Fight against fake news on covid-19 in Africa is getting strong in some countries. Currently, Africa has more than 10,200 cases of Covid-19 and nearly 500 deaths, according to the African Centers for Disease Control. With the reports of confirmed cases, people still spread the news that the virus doesn’t exist in Africa.
According to the Research by BBC Monitoring shows that several countries on the continent are imposing media restrictions on coverage of the pandemic, which could have an impact on press freedom and public awareness. In another way, the media limitation is to prevent misinformation from the public according to the countries.
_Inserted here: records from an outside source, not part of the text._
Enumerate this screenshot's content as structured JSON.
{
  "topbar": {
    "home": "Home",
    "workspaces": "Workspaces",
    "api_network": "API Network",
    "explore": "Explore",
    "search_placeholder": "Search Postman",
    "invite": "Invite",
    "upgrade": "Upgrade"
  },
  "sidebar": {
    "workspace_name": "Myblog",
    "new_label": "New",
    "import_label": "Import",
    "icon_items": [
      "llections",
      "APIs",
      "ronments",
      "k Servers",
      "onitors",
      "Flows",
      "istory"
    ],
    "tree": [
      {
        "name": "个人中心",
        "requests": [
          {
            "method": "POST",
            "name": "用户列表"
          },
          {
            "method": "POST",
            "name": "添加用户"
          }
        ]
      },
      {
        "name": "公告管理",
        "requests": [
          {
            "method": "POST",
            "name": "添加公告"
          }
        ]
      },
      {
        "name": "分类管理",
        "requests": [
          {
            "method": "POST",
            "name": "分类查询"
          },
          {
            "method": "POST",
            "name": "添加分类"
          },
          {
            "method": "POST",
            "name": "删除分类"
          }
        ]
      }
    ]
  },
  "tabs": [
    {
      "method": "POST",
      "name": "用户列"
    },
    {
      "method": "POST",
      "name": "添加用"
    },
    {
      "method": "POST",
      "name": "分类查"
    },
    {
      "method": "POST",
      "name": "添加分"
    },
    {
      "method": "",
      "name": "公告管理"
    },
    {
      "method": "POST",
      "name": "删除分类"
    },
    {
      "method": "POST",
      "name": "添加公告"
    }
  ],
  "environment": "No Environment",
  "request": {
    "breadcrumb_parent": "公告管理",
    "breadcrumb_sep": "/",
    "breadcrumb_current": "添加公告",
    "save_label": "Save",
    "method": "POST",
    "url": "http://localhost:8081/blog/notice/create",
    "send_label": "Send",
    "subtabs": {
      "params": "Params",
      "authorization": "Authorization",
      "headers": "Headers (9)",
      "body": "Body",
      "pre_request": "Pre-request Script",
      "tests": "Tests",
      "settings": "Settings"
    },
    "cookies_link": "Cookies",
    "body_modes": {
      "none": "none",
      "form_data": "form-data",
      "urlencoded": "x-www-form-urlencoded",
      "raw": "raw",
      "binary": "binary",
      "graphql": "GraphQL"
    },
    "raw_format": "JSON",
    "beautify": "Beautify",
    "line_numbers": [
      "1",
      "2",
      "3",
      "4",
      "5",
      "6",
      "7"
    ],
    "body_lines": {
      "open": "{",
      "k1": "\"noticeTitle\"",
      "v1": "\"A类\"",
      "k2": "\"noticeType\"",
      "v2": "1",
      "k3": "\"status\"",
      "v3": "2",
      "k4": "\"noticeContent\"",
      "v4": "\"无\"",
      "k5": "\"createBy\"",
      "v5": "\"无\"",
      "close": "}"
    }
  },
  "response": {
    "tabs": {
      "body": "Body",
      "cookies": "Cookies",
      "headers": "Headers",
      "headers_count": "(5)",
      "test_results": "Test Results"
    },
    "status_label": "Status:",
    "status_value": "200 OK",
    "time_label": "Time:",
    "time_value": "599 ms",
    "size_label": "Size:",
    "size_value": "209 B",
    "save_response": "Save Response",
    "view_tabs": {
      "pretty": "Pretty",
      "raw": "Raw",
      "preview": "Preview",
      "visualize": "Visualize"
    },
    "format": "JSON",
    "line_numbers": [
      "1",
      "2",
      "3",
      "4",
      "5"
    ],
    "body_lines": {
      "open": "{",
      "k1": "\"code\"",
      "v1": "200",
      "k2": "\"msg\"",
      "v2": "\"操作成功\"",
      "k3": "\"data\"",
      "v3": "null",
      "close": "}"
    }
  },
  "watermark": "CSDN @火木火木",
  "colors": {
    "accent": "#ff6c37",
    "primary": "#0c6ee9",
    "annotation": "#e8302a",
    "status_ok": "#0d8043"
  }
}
But the majority of the new measures aim to put an end to misinformation about the coronavirus. In South Africa, a 55-year-old man appeared in court accused of disseminating false information about the test kits.
As the number of patients and deaths from Covid-19 continues to increase on the continent, governments are trying to crack down on false information about the disease. South Africa and Eswatini (previously Swaziland) have introduced new regulations banning rumors or “fake news” about coronaviruses.
In Uganda, a pastor is on remand for pretending that the disease does not exist on the continent. But BBC Monitoring notes that instructions in countries like Madagascar and Mozambique, requiring journalists to report only official information, could stifle reliable coverage of the crisis.
In Tanzania, three media outlets were ordered to pay fines and public apologies for disseminating “false and misleading information about the number of Covid-19 cases in the country”. However, research reveals that dozens of journalists have been arrested and charged for their coverage of the pandemic.